The former focuses on the continuous improvement and modernization of every touchpoint, both physical and digital, taking in inputs from customers, from employees, from automated listening channels, and from the data itself. The roadmap should be converted into a backlog of initiatives, which are then broken down into tasks and rapid, iterative releases. Based on the market response, this backlog will continue to evolve, and priorities will change. Essentially, the market response will guide the prioritization and release schedule, and the innovation engine will be sparked.

The latter focuses on proactive communications to the market, both to prospective and existing customers. With an unprecedented range of channels available for communication, including physical, e‐mail, social, notification, streaming services, and others, the opportunity to progress a proactive discussion with customers across the funnel has never been richer, and it requires a test‐and‐learn, Agile‐based approach to determine what the best method of communication is by segment and by persona. Again, as discussed earlier, the response data will help direct the initiatives and the approach will continuously evolve with the market need.

For those not familiar with Agile methodologies, the fundamental tenets include working to create a minimum viable product, or MVP, and testing that product in the market, collecting real‐time feedback through direct communication and through analytics and responding to that market response to continuously refine the solution. Agile teams work in close collaboration with continuous communication, meeting daily in a stand‐up where they review the progress from the previous day and the tasks for the current day. Critical decisions are made within the team guided by the input of a product owner, who has ultimate accountability for the business requirements of the solution being developed, and, depending on whether the team is following Scrum or Kanban, there are different methodologies for managing the tasks and overall scope of the project.
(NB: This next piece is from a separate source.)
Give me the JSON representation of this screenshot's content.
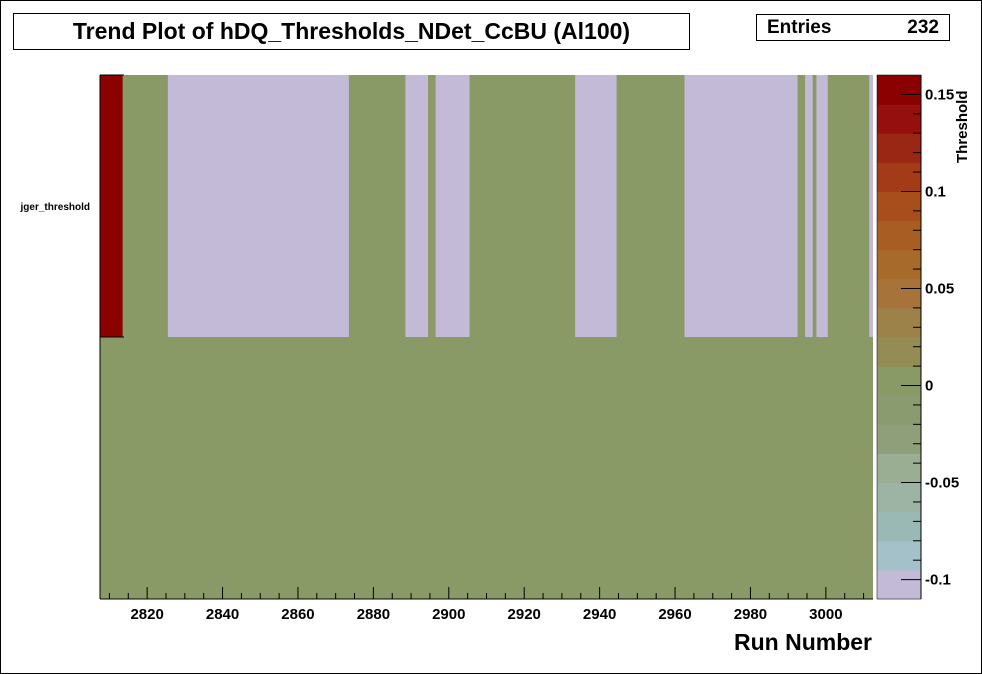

That's a very quick and high‐level description of Agile methodologies, and if this is not an approach that your organization actively employs, I would strongly encourage your team to engage with an Agile coach who can help structure team roles and train the team on the ceremonies and processes that define the methodology. Agencies, consultancies, and direct‐hire experts can bring this insight and understanding to your teams. It can take time to grow comfortable with the approach, but the benefit of Agile is that it's designed for speed and efficiency, prioritizing market testing over internal design and iterative development over full solution development. For experience improvements, this is a natural fit, as the Agile approach encourages innovation and creative exploration while it, equally, allows the organization to roll back changes that don't have the desired brand impact.

Depending on your organization's operating structure and culture, this may be a common approach, or it may be a dramatic shift in thinking. Fortunately, for those organizations that are not naturally inclined to adopt Agile principles, there are several hybrid models that can provide some of the benefits of the methodology. Adopting as much of Agile principles as the organization allows will improve returns for certain, so I encourage you to help your organization stretch themselves as much as possible.

The key is to recognize that your brand experience can never be static, as the moment you stop evolving your experiences, your brand starts descending into antiquity and irrelevance. Your market and your customer will continuously evolve, and the approaches and technology that they use to engage with you will continue to improve. The pace of change that we experienced during the digital transformation age will likely feel slow in comparison with what is coming in this newly emerging post‐digital transformation age, and those brands that continue to evolve their experiences in response to the market, while remaining true to the brand's purpose, vision, and voice, will emerge from this era stronger than ever. With that, good luck, and I look forward to engaging with your brand in whatever environment the market takes us over the next several years!